In reply to an earlier post on 31 Jan 2014 04:29:50 GMT
Well the book's topic is philosophy so if academic philosophers uniformally find the book laughable there is good grounds to there is some truth to it. If you read a book on biology then you want to know the opinions of other biologists on it. If a physicist writes a book on physics and all other physics professors regard it as thrash it is not really redeemed by a group of fanboys (of the author, not the topic) thinking it's actually great.

'If so then your opinion is to be discounted for starters. '

Well yes, if you have no idea about philosophy whatsoever your opinion will not exactly be valuable other then 'his ideas sound good'. If you had no knowledge whatsoever about world history you could read a book about Hitler winning WW2 and thinking it was a great book on history- so you hold an opinion but it should be discounted as worthless.

As for the debate, the idea of the debate is to present your argument and then defend it, Harris failed to do that but then again how could he when the ideas he proposes do not stand any sort of philosophical scrutiny so he resorted to talk off topic.

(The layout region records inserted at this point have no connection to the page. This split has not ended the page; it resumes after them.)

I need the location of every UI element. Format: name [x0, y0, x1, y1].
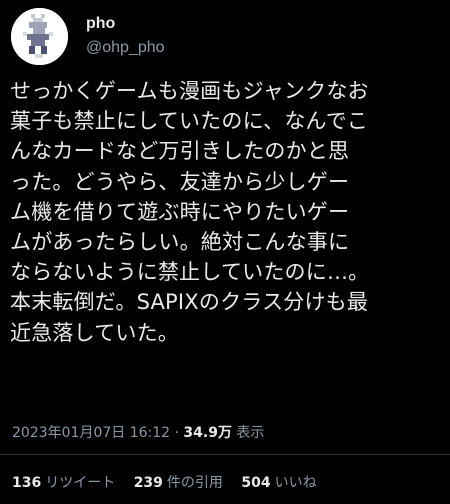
tweet-text-line: ムがあったらしい。絶対こんな事に	[10, 230, 350, 255]
retweets-count: 136	[12, 475, 42, 491]
author-handle[interactable]: @ohp_pho	[86, 39, 165, 57]
views-label: 表示	[236, 425, 265, 441]
tweet-timestamp[interactable]: 2023年01月07日 16:12	[12, 425, 170, 441]
quotes-label: 件の引用	[166, 475, 223, 491]
tweet-text-line: 近急落していた。	[10, 320, 179, 345]
author-avatar[interactable]	[11, 8, 68, 65]
tweet-stats: 136 リツイート 239 件の引用 504 いいね	[12, 472, 331, 492]
quotes-stat[interactable]: 239 件の引用	[134, 475, 223, 491]
retweets-label: リツイート	[45, 475, 116, 491]
tweet-text-line: せっかくゲームも漫画もジャンクなお	[10, 79, 369, 103]
tweet-text-line: 菓子も禁止にしていたのに、なんでこ	[10, 109, 369, 134]
tweet-text-line: ム機を借りて遊ぶ時にやりたいゲー	[10, 199, 350, 224]
tweet-text-line: 本末転倒だ。SAPIXのクラス分けも最	[10, 290, 369, 315]
tweet-card: pho @ohp_pho せっかくゲームも漫画もジャンクなお 菓子も禁止にしてい…	[0, 0, 450, 504]
views-count: 34.9万	[183, 425, 232, 441]
tweet-text-line: ならないように禁止していたのに…。	[10, 260, 370, 285]
tweet-text-line: んなカードなど万引きしたのかと思	[10, 139, 350, 164]
meta-separator: ·	[174, 425, 179, 441]
tweet-text-line: った。どうやら、友達から少しゲー	[10, 169, 350, 194]
likes-label: いいね	[274, 475, 317, 491]
tweet-meta: 2023年01月07日 16:12 · 34.9万 表示	[12, 422, 264, 442]
likes-stat[interactable]: 504 いいね	[241, 475, 316, 491]
quotes-count: 239	[133, 475, 163, 491]
tweet-body: せっかくゲームも漫画もジャンクなお 菓子も禁止にしていたのに、なんでこ んなカー…	[10, 76, 446, 348]
author-display-name[interactable]: pho	[86, 15, 115, 33]
retweets-stat[interactable]: 136 リツイート	[12, 475, 115, 491]
likes-count: 504	[241, 475, 271, 491]
divider	[0, 454, 450, 455]
pixel-character-avatar-icon	[11, 8, 68, 65]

I agree Craig's ideas are ridiculous but his arguments were sound and not even attacked by Harris anyhow.

In reply to an earlier post on 6 Sep 2014 23:17:48 BDT
Last edited by the author on 6 Sep 2014 23:31:43 BDT
Vegplanet says:
The book's topic is ethics and neurology. If other philosophers (whoever these might be) claim the book's aims are laughable, then I would invite them to bring forward an alternative method to determine a robust system of ethics. This would be difficult, as there is no alternative to the utilitarian approach. If you can suggest an alternative to a study of the ramifications of certain behaviours on the well being of sentient creatures, then please bring it forward.
Biology and physics are fields of study, backed up by the scientific method. This is not the case in the more subjective field of philosophy, where it is extremely difficult to falsify points of view. Your comparison about history is pretty useless too.
Lane's main argument seemed to be that ethics should emanate from some supposed 'superior' being. What is sound about this?